A young man talking of his love does not need a brilliant conversationalist for companion.
And he was a young man in love--that grew plain. Had Katie ever seen such eyes? And as for the mouth--though perhaps most remarkable of all was the voice. Just what did it make Katie think of? He enumerated various things it made him think of, only to express his dissatisfaction with them all as inadequate. Had Katie ever seen any one so beautiful? And with such an adorable shy little way? Had Katie ever heard her say anything about him? Did she think he had any chance? Was there any other fellow? Of course there must have been lots of other fellows in love with her--a girl like that--but had she cared for any of them? Would Katie tell him something about her? She had been reserved about herself--the kind of reserve a fellow wouldn't try to break through. Would Katie tell him of her life and her people? Not that it made any difference with him--oh, he wanted just her. But his mother would want to know--Katie knew how mothers were about things like that. And he did want his mother to like her. Surely she would. How could she help it?

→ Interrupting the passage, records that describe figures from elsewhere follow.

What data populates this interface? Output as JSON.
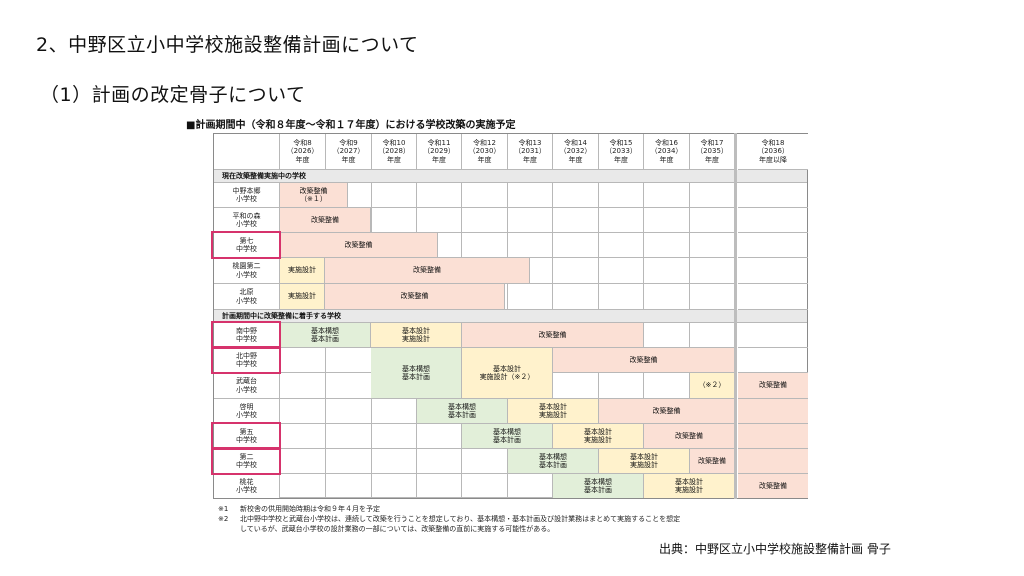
{
  "heading": "2、中野区立小中学校施設整備計画について",
  "subheading": "（1）計画の改定骨子について",
  "table_title": "■計画期間中（令和８年度～令和１７年度）における学校改築の実施予定",
  "years": [
    {
      "era": "令和8",
      "ad": "（2026）",
      "suffix": "年度"
    },
    {
      "era": "令和9",
      "ad": "（2027）",
      "suffix": "年度"
    },
    {
      "era": "令和10",
      "ad": "（2028）",
      "suffix": "年度"
    },
    {
      "era": "令和11",
      "ad": "（2029）",
      "suffix": "年度"
    },
    {
      "era": "令和12",
      "ad": "（2030）",
      "suffix": "年度"
    },
    {
      "era": "令和13",
      "ad": "（2031）",
      "suffix": "年度"
    },
    {
      "era": "令和14",
      "ad": "（2032）",
      "suffix": "年度"
    },
    {
      "era": "令和15",
      "ad": "（2033）",
      "suffix": "年度"
    },
    {
      "era": "令和16",
      "ad": "（2034）",
      "suffix": "年度"
    },
    {
      "era": "令和17",
      "ad": "（2035）",
      "suffix": "年度"
    },
    {
      "era": "令和18",
      "ad": "（2036）",
      "suffix": "年度以降"
    }
  ],
  "section1": "現在改築整備実施中の学校",
  "section2": "計画期間中に改築整備に着手する学校",
  "schools": [
    {
      "name1": "中野本郷",
      "name2": "小学校"
    },
    {
      "name1": "平和の森",
      "name2": "小学校"
    },
    {
      "name1": "第七",
      "name2": "中学校"
    },
    {
      "name1": "桃園第二",
      "name2": "小学校"
    },
    {
      "name1": "北原",
      "name2": "小学校"
    },
    {
      "name1": "南中野",
      "name2": "中学校"
    },
    {
      "name1": "北中野",
      "name2": "中学校"
    },
    {
      "name1": "武蔵台",
      "name2": "小学校"
    },
    {
      "name1": "啓明",
      "name2": "小学校"
    },
    {
      "name1": "第五",
      "name2": "中学校"
    },
    {
      "name1": "第二",
      "name2": "中学校"
    },
    {
      "name1": "桃花",
      "name2": "小学校"
    }
  ],
  "bars": {
    "b0": "改築整備\n（※１）",
    "b1": "改築整備",
    "b2": "改築整備",
    "b3a": "実施設計",
    "b3b": "改築整備",
    "b4a": "実施設計",
    "b4b": "改築整備",
    "b5a": "基本構想\n基本計画",
    "b5b": "基本設計\n実施設計",
    "b5c": "改築整備",
    "b6a": "基本構想\n基本計画",
    "b6b": "基本設計\n実施設計（※２）",
    "b6c": "改築整備",
    "b7a": "（※２）",
    "b7b": "改築整備",
    "b8a": "基本構想\n基本計画",
    "b8b": "基本設計\n実施設計",
    "b8c": "改築整備",
    "b9a": "基本構想\n基本計画",
    "b9b": "基本設計\n実施設計",
    "b9c": "改築整備",
    "b10a": "基本構想\n基本計画",
    "b10b": "基本設計\n実施設計",
    "b10c": "改築整備",
    "b11a": "基本構想\n基本計画",
    "b11b": "基本設計\n実施設計",
    "b11c": "改築整備"
  },
  "notes": [
    {
      "mark": "※1",
      "text": "新校舎の供用開始時期は令和９年４月を予定"
    },
    {
      "mark": "※2",
      "text": "北中野中学校と武蔵台小学校は、連続して改築を行うことを想定しており、基本構想・基本計画及び設計業務はまとめて実施することを想定"
    },
    {
      "mark": "",
      "text": "しているが、武蔵台小学校の設計業務の一部については、改築整備の直前に実施する可能性がある。"
    }
  ],
  "source": "出典：中野区立小中学校施設整備計画 骨子",
  "colors": {
    "green": "#e2efd9",
    "yellow": "#fff2cc",
    "salmon": "#fbe0d5",
    "highlight": "#d6336c",
    "section_bg": "#e9e9e9"
  }
}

She wondered if Ann knew him for a young man in love. Katie's heart hardened against Ann at the possibility. That would not be playing a fair game. Ann was not in position to let Katie's friends fall in love with her. Katie had not counted on that.

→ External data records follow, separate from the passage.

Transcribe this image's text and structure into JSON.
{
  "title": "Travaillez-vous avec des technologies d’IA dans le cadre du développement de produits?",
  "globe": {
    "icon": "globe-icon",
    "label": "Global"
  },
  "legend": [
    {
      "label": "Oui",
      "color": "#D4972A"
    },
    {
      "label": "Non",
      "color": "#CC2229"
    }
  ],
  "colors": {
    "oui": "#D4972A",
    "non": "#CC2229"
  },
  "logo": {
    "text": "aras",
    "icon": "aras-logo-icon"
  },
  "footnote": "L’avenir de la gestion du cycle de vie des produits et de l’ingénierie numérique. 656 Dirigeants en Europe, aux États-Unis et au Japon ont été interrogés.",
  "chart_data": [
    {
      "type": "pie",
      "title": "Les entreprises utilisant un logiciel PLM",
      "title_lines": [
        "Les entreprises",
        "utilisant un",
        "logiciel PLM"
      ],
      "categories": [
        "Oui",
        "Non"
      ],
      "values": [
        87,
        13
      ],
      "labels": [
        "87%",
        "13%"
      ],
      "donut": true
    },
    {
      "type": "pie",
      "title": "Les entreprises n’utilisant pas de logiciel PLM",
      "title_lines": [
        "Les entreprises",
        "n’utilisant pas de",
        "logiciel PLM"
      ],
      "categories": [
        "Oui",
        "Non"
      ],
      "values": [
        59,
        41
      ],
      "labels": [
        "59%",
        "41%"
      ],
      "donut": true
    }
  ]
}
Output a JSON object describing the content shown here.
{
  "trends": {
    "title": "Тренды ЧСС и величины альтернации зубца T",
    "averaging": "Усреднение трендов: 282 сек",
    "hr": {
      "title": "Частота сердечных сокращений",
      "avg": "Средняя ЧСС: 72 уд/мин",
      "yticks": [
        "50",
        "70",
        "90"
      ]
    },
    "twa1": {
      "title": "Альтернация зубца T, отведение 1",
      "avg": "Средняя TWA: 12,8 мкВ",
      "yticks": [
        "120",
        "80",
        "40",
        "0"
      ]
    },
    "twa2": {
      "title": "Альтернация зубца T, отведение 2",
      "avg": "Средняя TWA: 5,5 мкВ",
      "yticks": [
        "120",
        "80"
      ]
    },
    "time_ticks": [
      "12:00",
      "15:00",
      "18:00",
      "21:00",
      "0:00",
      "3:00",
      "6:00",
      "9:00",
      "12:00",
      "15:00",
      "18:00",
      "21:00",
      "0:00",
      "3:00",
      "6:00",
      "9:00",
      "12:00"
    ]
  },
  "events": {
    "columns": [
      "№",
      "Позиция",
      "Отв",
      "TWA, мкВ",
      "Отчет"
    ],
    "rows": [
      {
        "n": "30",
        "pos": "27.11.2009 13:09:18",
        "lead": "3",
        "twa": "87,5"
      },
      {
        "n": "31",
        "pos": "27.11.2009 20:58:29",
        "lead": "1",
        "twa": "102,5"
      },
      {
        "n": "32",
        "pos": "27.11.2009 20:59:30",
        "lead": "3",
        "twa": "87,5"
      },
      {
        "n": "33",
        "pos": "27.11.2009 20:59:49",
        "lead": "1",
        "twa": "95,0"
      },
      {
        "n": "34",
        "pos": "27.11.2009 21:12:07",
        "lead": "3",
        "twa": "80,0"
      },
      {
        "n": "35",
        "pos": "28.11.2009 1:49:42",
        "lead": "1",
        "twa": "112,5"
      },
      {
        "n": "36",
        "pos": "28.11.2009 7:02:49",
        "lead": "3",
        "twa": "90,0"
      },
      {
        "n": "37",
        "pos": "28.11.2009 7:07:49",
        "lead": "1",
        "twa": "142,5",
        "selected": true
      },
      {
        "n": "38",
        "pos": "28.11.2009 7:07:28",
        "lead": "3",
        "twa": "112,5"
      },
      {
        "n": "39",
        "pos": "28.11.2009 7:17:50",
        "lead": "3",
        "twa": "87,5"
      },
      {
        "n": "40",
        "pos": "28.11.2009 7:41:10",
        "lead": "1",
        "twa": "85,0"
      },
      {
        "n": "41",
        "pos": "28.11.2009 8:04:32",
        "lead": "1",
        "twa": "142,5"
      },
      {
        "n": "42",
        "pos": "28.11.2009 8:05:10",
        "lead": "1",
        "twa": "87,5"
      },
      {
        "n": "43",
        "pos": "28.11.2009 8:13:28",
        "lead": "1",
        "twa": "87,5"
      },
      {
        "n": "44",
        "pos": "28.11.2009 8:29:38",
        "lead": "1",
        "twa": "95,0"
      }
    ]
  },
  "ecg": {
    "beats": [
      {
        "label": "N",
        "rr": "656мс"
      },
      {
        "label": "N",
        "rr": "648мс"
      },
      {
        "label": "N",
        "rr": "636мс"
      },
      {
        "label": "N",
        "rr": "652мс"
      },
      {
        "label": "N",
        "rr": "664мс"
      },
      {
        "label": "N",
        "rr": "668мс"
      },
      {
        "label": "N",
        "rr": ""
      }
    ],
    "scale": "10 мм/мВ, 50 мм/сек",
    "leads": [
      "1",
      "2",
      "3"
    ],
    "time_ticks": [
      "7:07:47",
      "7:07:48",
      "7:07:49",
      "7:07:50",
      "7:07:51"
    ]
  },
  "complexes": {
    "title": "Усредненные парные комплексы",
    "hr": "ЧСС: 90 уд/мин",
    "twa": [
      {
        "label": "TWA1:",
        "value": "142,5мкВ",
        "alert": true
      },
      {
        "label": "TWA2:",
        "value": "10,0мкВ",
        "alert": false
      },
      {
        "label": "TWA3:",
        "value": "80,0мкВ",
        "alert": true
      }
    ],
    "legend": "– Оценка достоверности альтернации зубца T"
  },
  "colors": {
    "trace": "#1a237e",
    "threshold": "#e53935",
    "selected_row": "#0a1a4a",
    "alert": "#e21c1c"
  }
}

"Have you any reason," she asked, "to think Ann cares for you?"
He laughed happily. "N--o; only I don't think it displeases her to have me say nice things to her." And again he laughed.
Then Ann had encouraged him. A girl had no business to encourage a man to say nice things to her when she knew nothing could come of it.
But Katie's memory there nudged Katie's primness; memory of all the men who had been encouraged to say nice things to Katie Jones, even when it was not desirable--or perhaps even possible--that anything could "come of it."
But of course that was different. Ann was in no position to permit nice things being said to her.
"Katie," he was asking, "where did you first meet her? How did you come to know her? Can't you tell me all about it?"
There came a mad impulse to do so. To say: "I first met her right down there at the edge of the water. She was about to commit suicide. I don't know why. I think she was one of those 'Don't You Care' girls you admired in 'Daisey-Maisey.' But I'm not sure of even that. I didn't want her to kill herself, so I took her in and pretended she was a friend of mine. I made the whole thing up. I even made up her name. She said her name was Verna Woods, but I think that's a made-up name, too. I haven't the glimmering of an idea what her real name is, who her people are, where she came from, or why she wanted to kill herself."
Then what?
First, bitter reproaches for Katie. She would be painted as having violated all the canons.
For the first time, watching her friend's face softened by his dreams, seeing him as his mother's son, she questioned her right to violate them.
She did not know why she had not thought more about it before. It had seemed such a _joke_ on the people in the enclosure. But it was not going to be a joke to hurt them. Was that what came of violating the canons?
Was the hurt to one's friends the punishment one got for it?
"You can't cauterize the wounds with the story of the dog's hard life,"
Wayne had said of poor little unpetted--and because unpetted, unpettable--Pet.